Measuring daily-life fear perception change: a computational study in the context of COVID-19
This research provides a data-driven tool for real-time emotion monitoring to complement surveys and support policy-making during crises like COVID-19, though it is incremental in applying existing methods to new data.
The study tackled the problem of measuring changes in daily-life fear perception during the COVID-19 pandemic by analyzing 16 million social media posts from China, finding that sleep disorders increased significantly and health and work-related concerns were major fear sources, with females generating more fear-related posts.
COVID-19, as a global health crisis, has triggered the fear emotion with unprecedented intensity. Besides the fear of getting infected, the outbreak of COVID-19 also created significant disruptions in people's daily life and thus evoked intensive psychological responses indirect to COVID-19 infections.
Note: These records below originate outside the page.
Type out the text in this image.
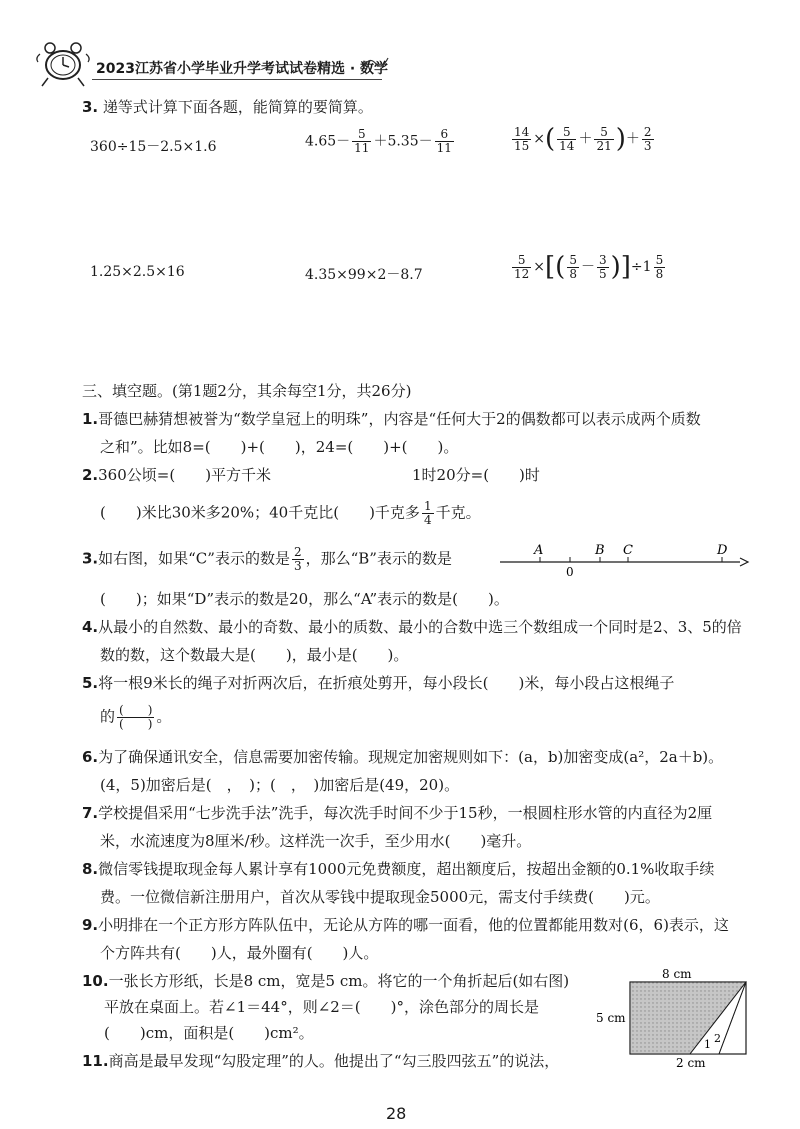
2023江苏省小学毕业升学考试试卷精选 · 数学
3. 递等式计算下面各题，能简算的要简算。
360÷15－2.5×1.6	$4.65- \frac{5}{11} +5.35- \frac{6}{11}$	$\frac{14}{15}$ ×( $\frac{5}{14} + \frac{5}{21}$ )＋ $\frac{2}{3}$
1.25×2.5×16	4.35×99×2－8.7	$\frac{5}{12}$ ×[( $\frac{5}{8} - \frac{3}{5} )]\div 1 \frac{5}{8}$
三、填空题。(第1题2分，其余每空1分，共26分)
1.哥德巴赫猜想被誉为“数学皇冠上的明珠”，内容是“任何大于2的偶数都可以表示成两个质数
之和”。比如8=(　　)+(　　)，24=(　　)+(　　)。
2.360公顷=(　　)平方千米	1时20分=(　　)时
(　　)米比30米多20%；40千克比(　　)千克多 $\frac{1}{4}$ 千克。
3.如右图，如果“C”表示的数是 $\frac{2}{3}$ ，那么“B”表示的数是	A
0
B C	D
(　　)；如果“D”表示的数是20，那么“A”表示的数是(　　)。
4.从最小的自然数、最小的奇数、最小的质数、最小的合数中选三个数组成一个同时是2、3、5的倍
数的数，这个数最大是(　　)，最小是(　　)。
5.将一根9米长的绳子对折两次后，在折痕处剪开，每小段长(　　)米，每小段占这根绳子
的 $\frac{( )}{( )}$ 。
6.为了确保通讯安全，信息需要加密传输。现规定加密规则如下：(a，b)加密变成(a²，2a＋b)。
(4，5)加密后是(　，　)；(　，　)加密后是(49，20)。
7.学校提倡采用“七步洗手法”洗手，每次洗手时间不少于15秒，一根圆柱形水管的内直径为2厘
米，水流速度为8厘米/秒。这样洗一次手，至少用水(　　)毫升。
8.微信零钱提取现金每人累计享有1000元免费额度，超出额度后，按超出金额的0.1%收取手续
费。一位微信新注册用户，首次从零钱中提取现金5000元，需支付手续费(　　)元。
9.小明排在一个正方形方阵队伍中，无论从方阵的哪一面看，他的位置都能用数对(6，6)表示，这
个方阵共有(　　)人，最外圈有(　　)人。
10.一张长方形纸，长是8 cm，宽是5 cm。将它的一个角折起后(如右图)
平放在桌面上。若∠1＝44°，则∠2＝(　　)°，涂色部分的周长是
(　　)cm，面积是(　　)cm²。
8 cm
1 2
5 cm
2 cm
11.商高是最早发现“勾股定理”的人。他提出了“勾三股四弦五”的说法，
28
Here, we construct an expressed fear database using 16 million social media posts generated by 536 thousand users between January 1st, 2019 and August 31st, 2020 in China. We employ deep learning techniques to detect the fear emotion within each post and apply topic models to extract the central fear topics. Based on this database, we find that sleep disorders ("nightmare" and "insomnia") take up the largest share of fear-labeled posts in the pre-pandemic period (January 2019-December 2019), and significantly increase during the COVID-19. We identify health and work-related concerns are the two major sources of fear induced by the COVID-19. We also detect gender differences, with females generating more posts containing the daily-life fear sources during the COVID-19 period. This research adopts a data-driven approach to trace back public emotion, which can be used to complement traditional surveys to achieve real-time emotion monitoring to discern societal concerns and support policy decision-making.